Y

We’re now a mere two weeks away from the HD 156846b transit opportunity. As I write, the planet is gathering speed as it plunges toward its steamy periastron encounter with its parent star (or more precisely, given the 49 parsec distance to HD 156846, back in the year 1851, the planet was plunging toward its steamy encounter with the parent star).

With a mass of at least ten Jupiter masses, HD 156846b is pushing the upper limit of the planetary regime. Like Jupiter and Neptune in our own solar system, but unlike all of the other well-characterized transiting extrasolar planets, its energy budget is likely dictated more by its residual heat of formation than by either tidal dissipation or the energy that it receives from its parent star as it circulates on its 360-day orbit.

Remarkably, objects that are very similar in mass and temperature to HD 156846b are starting to be discovered via direct imaging. In an ApJ letter from earlier this year, Luhman, Burgasser and Bochanski reported the discovery of a candidate brown dwarf which, if confirmed, has a positively shirtsleeves ~300K effective temperature and a mass of ~7 Jupiter masses.

This candidate, WD 0806-661 B, is in a ~2500 AU-wide orbit about a nearby white dwarf star that lies 19.2 parsecs away. It can be seen in Spitzer’s 4.5-micron band at two distinct epochs, and was flagged as a result of its common proper motion with its white dwarf primary. As it’s been detected so far only at 4.5 microns, its spectrum is largely unknown. It has a good chance, however, of signing on the dotted line as a first representative of the Y spectral class.

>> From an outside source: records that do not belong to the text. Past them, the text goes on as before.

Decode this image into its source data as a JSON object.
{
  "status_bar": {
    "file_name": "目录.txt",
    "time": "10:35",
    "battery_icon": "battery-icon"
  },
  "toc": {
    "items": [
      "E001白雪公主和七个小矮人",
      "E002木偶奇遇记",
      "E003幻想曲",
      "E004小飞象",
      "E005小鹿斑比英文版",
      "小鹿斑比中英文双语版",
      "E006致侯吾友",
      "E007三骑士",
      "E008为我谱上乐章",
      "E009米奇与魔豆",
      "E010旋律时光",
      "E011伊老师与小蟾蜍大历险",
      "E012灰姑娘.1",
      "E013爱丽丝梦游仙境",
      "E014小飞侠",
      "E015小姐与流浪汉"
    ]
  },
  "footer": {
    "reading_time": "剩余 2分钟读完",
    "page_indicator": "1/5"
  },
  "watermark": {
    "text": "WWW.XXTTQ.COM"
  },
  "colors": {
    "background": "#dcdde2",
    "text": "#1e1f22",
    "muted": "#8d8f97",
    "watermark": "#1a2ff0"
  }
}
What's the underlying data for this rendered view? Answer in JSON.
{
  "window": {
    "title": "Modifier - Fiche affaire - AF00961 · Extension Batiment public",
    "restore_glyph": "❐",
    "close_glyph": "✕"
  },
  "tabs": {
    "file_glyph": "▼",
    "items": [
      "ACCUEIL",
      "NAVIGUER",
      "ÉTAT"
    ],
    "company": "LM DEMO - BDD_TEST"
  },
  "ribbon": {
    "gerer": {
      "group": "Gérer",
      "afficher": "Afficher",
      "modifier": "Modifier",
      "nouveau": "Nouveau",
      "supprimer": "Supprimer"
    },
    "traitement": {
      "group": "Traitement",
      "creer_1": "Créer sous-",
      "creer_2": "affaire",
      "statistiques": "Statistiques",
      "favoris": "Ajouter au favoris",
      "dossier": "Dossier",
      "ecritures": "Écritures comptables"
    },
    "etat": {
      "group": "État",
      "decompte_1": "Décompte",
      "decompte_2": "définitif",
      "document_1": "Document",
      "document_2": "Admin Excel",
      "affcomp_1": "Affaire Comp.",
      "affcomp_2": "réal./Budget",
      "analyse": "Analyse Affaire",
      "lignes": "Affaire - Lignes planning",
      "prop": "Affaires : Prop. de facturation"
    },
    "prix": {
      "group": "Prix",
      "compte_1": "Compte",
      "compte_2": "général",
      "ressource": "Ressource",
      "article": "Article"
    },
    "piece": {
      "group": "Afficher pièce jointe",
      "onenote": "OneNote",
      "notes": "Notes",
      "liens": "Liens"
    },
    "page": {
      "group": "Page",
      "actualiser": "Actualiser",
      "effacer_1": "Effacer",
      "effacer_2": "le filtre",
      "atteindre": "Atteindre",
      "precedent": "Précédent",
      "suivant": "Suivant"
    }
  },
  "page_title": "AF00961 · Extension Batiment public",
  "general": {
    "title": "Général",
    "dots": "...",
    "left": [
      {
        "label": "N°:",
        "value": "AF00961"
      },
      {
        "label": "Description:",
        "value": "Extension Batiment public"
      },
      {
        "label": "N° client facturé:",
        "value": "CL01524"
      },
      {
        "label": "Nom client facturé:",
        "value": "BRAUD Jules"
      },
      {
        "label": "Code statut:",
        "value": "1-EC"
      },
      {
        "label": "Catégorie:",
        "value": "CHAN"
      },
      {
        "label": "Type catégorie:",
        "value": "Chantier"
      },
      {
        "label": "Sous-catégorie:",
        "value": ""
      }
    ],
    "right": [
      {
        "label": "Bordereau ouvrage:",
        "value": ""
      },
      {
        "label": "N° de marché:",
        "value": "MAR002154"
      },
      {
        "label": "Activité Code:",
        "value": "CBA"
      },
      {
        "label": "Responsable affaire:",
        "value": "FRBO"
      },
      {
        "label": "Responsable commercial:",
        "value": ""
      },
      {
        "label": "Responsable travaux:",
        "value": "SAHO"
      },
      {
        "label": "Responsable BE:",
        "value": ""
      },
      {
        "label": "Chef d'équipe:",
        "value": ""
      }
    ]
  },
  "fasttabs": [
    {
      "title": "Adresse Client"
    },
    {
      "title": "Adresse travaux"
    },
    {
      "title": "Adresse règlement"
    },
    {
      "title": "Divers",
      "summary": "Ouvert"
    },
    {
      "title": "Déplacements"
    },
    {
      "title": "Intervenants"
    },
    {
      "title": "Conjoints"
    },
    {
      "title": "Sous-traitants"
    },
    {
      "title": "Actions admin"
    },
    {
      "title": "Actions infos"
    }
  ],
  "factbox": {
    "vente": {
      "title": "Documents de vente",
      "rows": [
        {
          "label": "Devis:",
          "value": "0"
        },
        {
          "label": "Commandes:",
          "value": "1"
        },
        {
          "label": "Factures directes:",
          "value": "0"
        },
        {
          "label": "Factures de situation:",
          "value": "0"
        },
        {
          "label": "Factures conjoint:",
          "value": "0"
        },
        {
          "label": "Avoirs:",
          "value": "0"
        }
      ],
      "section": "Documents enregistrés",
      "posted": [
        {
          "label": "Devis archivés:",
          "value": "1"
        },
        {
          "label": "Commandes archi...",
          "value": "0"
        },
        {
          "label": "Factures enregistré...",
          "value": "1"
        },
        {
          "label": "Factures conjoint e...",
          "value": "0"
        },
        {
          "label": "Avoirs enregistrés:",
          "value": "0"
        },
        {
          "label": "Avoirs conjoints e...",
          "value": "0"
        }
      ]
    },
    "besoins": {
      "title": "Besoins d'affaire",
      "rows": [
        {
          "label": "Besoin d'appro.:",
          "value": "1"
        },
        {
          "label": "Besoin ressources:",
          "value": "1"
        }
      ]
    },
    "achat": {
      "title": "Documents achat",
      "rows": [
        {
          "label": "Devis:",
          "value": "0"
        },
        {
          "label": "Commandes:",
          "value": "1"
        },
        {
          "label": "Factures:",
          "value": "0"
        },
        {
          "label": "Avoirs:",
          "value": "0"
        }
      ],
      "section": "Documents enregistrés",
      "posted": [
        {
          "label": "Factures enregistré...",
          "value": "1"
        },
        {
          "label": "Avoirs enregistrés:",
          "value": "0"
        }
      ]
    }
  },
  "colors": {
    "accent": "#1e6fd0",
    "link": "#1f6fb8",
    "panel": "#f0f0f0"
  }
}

Which underscores the importance that HD 156846b will have it it turns out to transit. At V=6.5, the parent star is very bright, over 2.5 times brighter than either HD 189733 or HD 209458. The transmission spectrum for HD 156846, especially on the cold limb, would thus give an important and detailed clue toward what one might expect from the spectra of field Y dwarfs. And given that one of these guys could be lurking just a light year or two or three away, and given that the WISE preliminary release is on line and available, that’d be a very interesting clue indeed…

3 thoughts on “Y

  1. Question is what kind of temperatures would be expected for HD 156846b during the transit? Judging by the orbital diagram it looks like it should be substantially warmer than a Y dwarf (assuming there is a distinct spectral type below the T dwarfs). Also, what’s your take on WD 0806-661B in terms of formation mechanism, planetary status?

  2. The orbit averaged effective temperature for HD 156846b should be just under 400K as a consequence of insolation alone. If it were in isolation, it’d probably be ~300K, depending on the age of the parent star. So its dawn terminator will potentially not be that different in atmospheric properties than WD 0806-661B.

    Regarding the formation of WD 0806-661B? I would imagine that it formed via disk instability and was subsequently lofted out to a distant orbit, but that’s mere conjecture. If it gets detected in additional bands, then there will be a better characterization of its properties and spectrum.

  3. So, this isn’t really related to the article, but I used this site a few years ago… downloaded systemic, uploaded some of the results for various stars, discussed on the forums… but I can’t seem to find any of that stuff now.

    All I can find is a link to download systemic, but where is the “backend” that everything is uploaded on? I was specifically looking for the one I uploaded to HD 86081, but I can’t find the backend or the forums any more. Can anyone provide a link to these?